Big snow years in western U.S. are being impacted by climate change – but less so than the average snow year
Much of the recent conversation around snow levels in the western U.S. has been focused on declining snowpack. But what does a warming climate mean for big snow years like the one California experienced in 2023?
A new study, led by a Colorado School of Mines researcher and published today in the Proceedings of the National Academy of Sciences, answers that question for the first time, using snow surveys, automated snow telemetry observations and modeled snowpack data from California’s Sierra Nevada, using 2023 as a case study.
Their findings show that the amount of snow that falls during so-called “snow deluge” years – a term coined by the authors to describe high snow years – is expected to decline with climate change, but not as much as it will in typical snow years.
“There’s a common narrative with climate change that extreme weather events are getting more extreme,” said Adrienne Marshall, lead author and assistant professor of geology and geological engineering at Colorado School of Mines. “But with snow deluge, we’re not seeing that’s the case. Instead, what we’re seeing across the western U.S. is that snow deluges decline, too.”

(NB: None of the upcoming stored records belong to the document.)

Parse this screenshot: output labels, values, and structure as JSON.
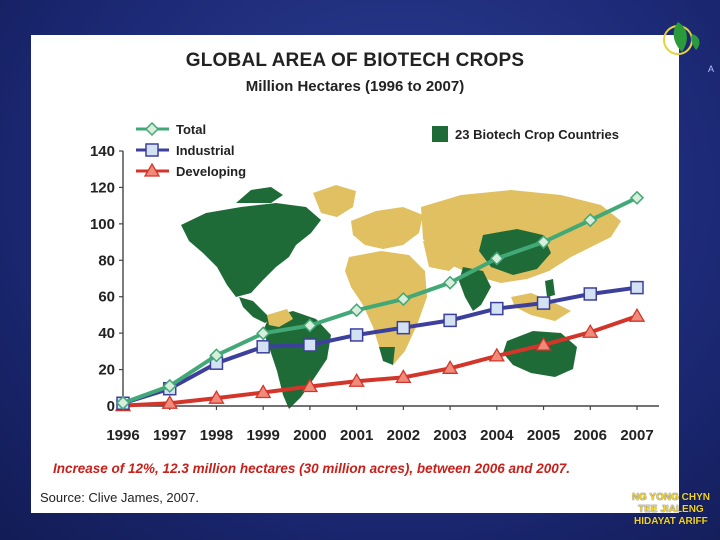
{
  "slide": {
    "title": "GLOBAL AREA OF BIOTECH CROPS",
    "subtitle": "Million Hectares (1996 to 2007)",
    "footnote": "Increase of 12%, 12.3 million hectares (30 million acres), between 2006 and 2007.",
    "source": "Source: Clive James, 2007.",
    "authors": [
      "NG YONG CHYN",
      "TEE JIALENG",
      "HIDAYAT ARIFF"
    ],
    "logo_text": "A"
  },
  "colors": {
    "total": "#43a877",
    "industrial": "#3c3f9c",
    "developing": "#d2352a",
    "map_highlight": "#1f6b38",
    "map_other": "#e0c060",
    "author_text": "#f1d32a"
  },
  "chart_data": {
    "type": "line",
    "title": "GLOBAL AREA OF BIOTECH CROPS",
    "subtitle": "Million Hectares (1996 to 2007)",
    "xlabel": "",
    "ylabel": "",
    "categories": [
      "1996",
      "1997",
      "1998",
      "1999",
      "2000",
      "2001",
      "2002",
      "2003",
      "2004",
      "2005",
      "2006",
      "2007"
    ],
    "ylim": [
      0,
      140
    ],
    "yticks": [
      "0",
      "20",
      "40",
      "60",
      "80",
      "100",
      "120",
      "140"
    ],
    "series": [
      {
        "name": "Total",
        "marker": "diamond",
        "values": [
          1.7,
          11,
          27.8,
          39.9,
          44.2,
          52.6,
          58.7,
          67.7,
          81,
          90,
          102,
          114.3
        ]
      },
      {
        "name": "Industrial",
        "marker": "square",
        "values": [
          1.5,
          9.5,
          23.5,
          32.5,
          33.5,
          39,
          43,
          47,
          53.5,
          56.5,
          61.5,
          65
        ]
      },
      {
        "name": "Developing",
        "marker": "triangle",
        "values": [
          0.2,
          1.5,
          4.3,
          7.4,
          10.7,
          13.6,
          15.7,
          20.7,
          27.5,
          33.5,
          40.5,
          49.3
        ]
      }
    ],
    "legend_position": "top-left",
    "map_legend": "23 Biotech Crop Countries",
    "grid": false
  }
}
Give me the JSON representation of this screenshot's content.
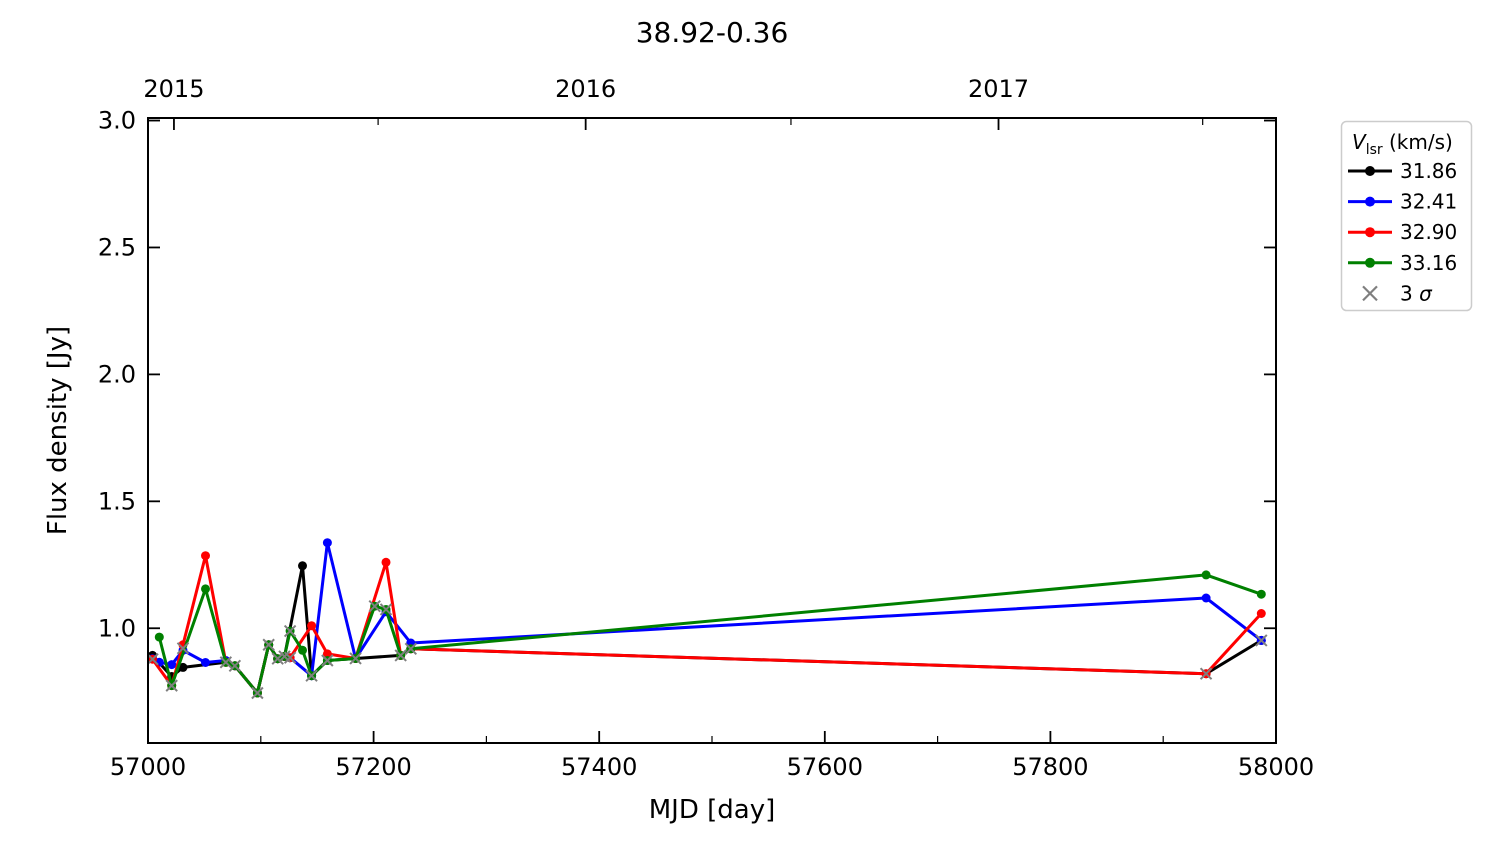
{
  "figure": {
    "title": "38.92-0.36",
    "xlabel": "MJD [day]",
    "ylabel": "Flux density [Jy]"
  },
  "legend": {
    "title": {
      "variable": "V",
      "subscript": "lsr",
      "suffix": " (km/s)"
    },
    "entries": [
      {
        "label": "31.86",
        "color": "#000000",
        "marker": "dot-line"
      },
      {
        "label": "32.41",
        "color": "#0000ff",
        "marker": "dot-line"
      },
      {
        "label": "32.90",
        "color": "#ff0000",
        "marker": "dot-line"
      },
      {
        "label": "33.16",
        "color": "#008000",
        "marker": "dot-line"
      },
      {
        "label": "3 σ",
        "color": "#7f7f7f",
        "marker": "x"
      }
    ]
  },
  "chart_data": {
    "type": "line",
    "title": "38.92-0.36",
    "xlabel": "MJD [day]",
    "ylabel": "Flux density [Jy]",
    "xlim": [
      57000,
      58000
    ],
    "ylim": [
      0.548,
      3.01
    ],
    "x_ticks_major": [
      57000,
      57200,
      57400,
      57600,
      57800,
      58000
    ],
    "x_ticks_minor": [
      57100,
      57300,
      57500,
      57700,
      57900
    ],
    "y_ticks": [
      1.0,
      1.5,
      2.0,
      2.5,
      3.0
    ],
    "y_tick_labels": [
      "1.0",
      "1.5",
      "2.0",
      "2.5",
      "3.0"
    ],
    "top_axis": {
      "years": [
        {
          "label": "2015",
          "mjd": 57023
        },
        {
          "label": "2016",
          "mjd": 57388
        },
        {
          "label": "2017",
          "mjd": 57754
        }
      ],
      "minor_mjd": [
        57204,
        57570,
        57935
      ]
    },
    "grid": false,
    "legend_title": "V_lsr (km/s)",
    "legend_position": "outside-upper-right",
    "x": [
      57004,
      57010,
      57021,
      57031,
      57051,
      57069,
      57077,
      57097,
      57107,
      57115,
      57121,
      57126,
      57137,
      57145,
      57159,
      57184,
      57201,
      57211,
      57224,
      57233,
      57938,
      57987
    ],
    "series": [
      {
        "name": "31.86",
        "color": "#000000",
        "values": [
          0.893,
          null,
          0.81,
          0.846,
          null,
          0.866,
          0.852,
          0.745,
          0.935,
          0.88,
          0.889,
          null,
          1.246,
          0.813,
          0.873,
          0.881,
          null,
          null,
          0.893,
          0.919,
          0.821,
          0.952
        ]
      },
      {
        "name": "32.41",
        "color": "#0000ff",
        "values": [
          0.88,
          0.866,
          0.857,
          0.913,
          0.865,
          0.873,
          0.852,
          0.745,
          0.935,
          0.88,
          0.889,
          0.884,
          null,
          0.813,
          1.337,
          0.881,
          null,
          1.065,
          null,
          0.942,
          1.119,
          0.952
        ]
      },
      {
        "name": "32.90",
        "color": "#ff0000",
        "values": [
          0.878,
          null,
          0.774,
          0.935,
          1.286,
          0.866,
          0.852,
          0.745,
          0.935,
          0.88,
          0.889,
          0.884,
          null,
          1.01,
          0.899,
          0.881,
          null,
          1.26,
          0.893,
          0.919,
          0.821,
          1.058
        ]
      },
      {
        "name": "33.16",
        "color": "#008000",
        "values": [
          null,
          0.965,
          0.774,
          null,
          1.155,
          0.866,
          0.852,
          0.745,
          0.935,
          0.88,
          0.889,
          0.989,
          0.913,
          0.813,
          0.873,
          0.881,
          1.087,
          1.074,
          0.893,
          0.919,
          1.21,
          1.134
        ]
      }
    ],
    "sigma3": {
      "name": "3 σ",
      "color": "#7f7f7f",
      "points": [
        [
          57004,
          0.878
        ],
        [
          57021,
          0.774
        ],
        [
          57031,
          0.921
        ],
        [
          57069,
          0.866
        ],
        [
          57077,
          0.852
        ],
        [
          57097,
          0.745
        ],
        [
          57107,
          0.935
        ],
        [
          57115,
          0.88
        ],
        [
          57121,
          0.889
        ],
        [
          57126,
          0.884
        ],
        [
          57126,
          0.989
        ],
        [
          57145,
          0.813
        ],
        [
          57159,
          0.873
        ],
        [
          57184,
          0.881
        ],
        [
          57201,
          1.087
        ],
        [
          57211,
          1.074
        ],
        [
          57224,
          0.893
        ],
        [
          57233,
          0.919
        ],
        [
          57938,
          0.821
        ],
        [
          57987,
          0.952
        ]
      ]
    }
  }
}
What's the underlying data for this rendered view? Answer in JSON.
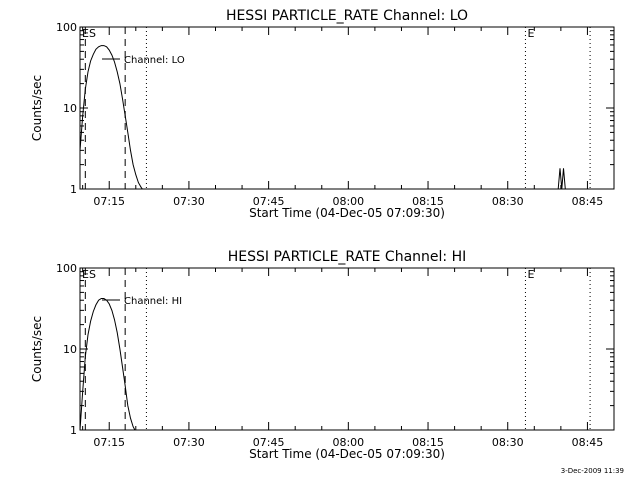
{
  "chart_data": [
    {
      "type": "line",
      "title": "HESSI PARTICLE_RATE Channel: LO",
      "xlabel": "Start Time (04-Dec-05 07:09:30)",
      "ylabel": "Counts/sec",
      "xscale": "time",
      "yscale": "log",
      "xlim": [
        "07:09:30",
        "08:50:00"
      ],
      "ylim": [
        1,
        100
      ],
      "xticks": [
        "07:15",
        "07:30",
        "07:45",
        "08:00",
        "08:15",
        "08:30",
        "08:45"
      ],
      "yticks": [
        "1",
        "10",
        "100"
      ],
      "grid": false,
      "legend": {
        "placement": "top-left",
        "entries": [
          "Channel: LO"
        ]
      },
      "series": [
        {
          "name": "Channel: LO",
          "x": [
            "07:09:30",
            "07:10:00",
            "07:10:30",
            "07:11:00",
            "07:11:30",
            "07:12:00",
            "07:12:30",
            "07:13:00",
            "07:13:30",
            "07:14:00",
            "07:14:30",
            "07:15:00",
            "07:15:30",
            "07:16:00",
            "07:16:30",
            "07:17:00",
            "07:17:30",
            "07:18:00",
            "07:18:30",
            "07:19:00",
            "07:19:30",
            "07:20:00",
            "07:20:30",
            "07:21:00",
            "07:21:15"
          ],
          "values": [
            3,
            8,
            17,
            28,
            38,
            46,
            53,
            57,
            59,
            59,
            57,
            52,
            45,
            37,
            28,
            20,
            13,
            8,
            5,
            3,
            2,
            1.5,
            1.2,
            1.05,
            1
          ],
          "segments": [
            {
              "x": [
                "08:39:30",
                "08:39:50",
                "08:40:10",
                "08:40:30",
                "08:40:50"
              ],
              "values": [
                1,
                1.8,
                1,
                1.8,
                1
              ]
            }
          ]
        }
      ],
      "markers": {
        "dashed": [
          "07:10:30",
          "07:18:00"
        ],
        "dotted": [
          "07:22:00",
          "08:33:20",
          "08:45:30"
        ],
        "labels": [
          {
            "text": "ES",
            "at": "07:09:30"
          },
          {
            "text": "E",
            "at": "08:33:20"
          }
        ]
      }
    },
    {
      "type": "line",
      "title": "HESSI PARTICLE_RATE Channel: HI",
      "xlabel": "Start Time (04-Dec-05 07:09:30)",
      "ylabel": "Counts/sec",
      "xscale": "time",
      "yscale": "log",
      "xlim": [
        "07:09:30",
        "08:50:00"
      ],
      "ylim": [
        1,
        100
      ],
      "xticks": [
        "07:15",
        "07:30",
        "07:45",
        "08:00",
        "08:15",
        "08:30",
        "08:45"
      ],
      "yticks": [
        "1",
        "10",
        "100"
      ],
      "grid": false,
      "legend": {
        "placement": "top-left",
        "entries": [
          "Channel: HI"
        ]
      },
      "series": [
        {
          "name": "Channel: HI",
          "x": [
            "07:09:30",
            "07:10:00",
            "07:10:30",
            "07:11:00",
            "07:11:30",
            "07:12:00",
            "07:12:30",
            "07:13:00",
            "07:13:30",
            "07:14:00",
            "07:14:30",
            "07:15:00",
            "07:15:30",
            "07:16:00",
            "07:16:30",
            "07:17:00",
            "07:17:30",
            "07:18:00",
            "07:18:30",
            "07:19:00",
            "07:19:30",
            "07:19:50"
          ],
          "values": [
            1,
            3,
            8,
            15,
            22,
            29,
            35,
            40,
            42,
            42,
            40,
            36,
            30,
            23,
            16,
            10,
            6,
            3.5,
            2,
            1.4,
            1.1,
            1
          ]
        }
      ],
      "markers": {
        "dashed": [
          "07:10:30",
          "07:18:00"
        ],
        "dotted": [
          "07:22:00",
          "08:33:20",
          "08:45:30"
        ],
        "labels": [
          {
            "text": "ES",
            "at": "07:09:30"
          },
          {
            "text": "E",
            "at": "08:33:20"
          }
        ]
      }
    }
  ],
  "footer": {
    "stamp": "3-Dec-2009 11:39"
  }
}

Specifically, the researchers project that the amount of snow during snow deluge years would decline by 58 percent by late century under a moderate warming scenario. The amount of snow that falls in an average year, however, is expected to decline even more, by 73 percent during the same time period and conditions.
In 2023, California experienced a snow deluge estimated at a 1-in-54 year event, with 5 percent of snow monitoring stations hitting at least a 1-in-320 year event.
Competing factors are at play when it comes to the impact of climate change on snow deluge years in the future, Marshall said. On one hand, warmer temperatures mean more precipitation will fall as rain, instead of snow. On the other hand, warmer air can hold more moisture, leading to more intense precipitation events.
“Should we expect our big snow years to stop happening? The answer we get here is, ‘Kind of.’ We expect them to get smaller but not quite as badly as our lowest snow years get smaller,” she said.
Even so, less snow during the heaviest snow years could have a serious impact on water resources and ecosystems, not just in California but across the western U.S.
“The infrastructure we’ve built and the ecosystems that have evolved have evolved in a world that has snow and not just rain. They're all adapted to that world,” Marshall said. “Snowpack acts as a massive reservoir that stores water for the summer when we need it most. When we lose that, we get runoff at a time of year when we don’t need it as much.”
“It brings up a lot of questions – how do we change? How do we manage the infrastructure and what we need to build? How will plants and animals respond?” she said.
Also contributing to the paper were John Abatzoglou of University of California, Merced; Stefan Rahimi of University of Wyoming; Dennis Lettenmaier and Alex Hall of University of California, Los Angeles.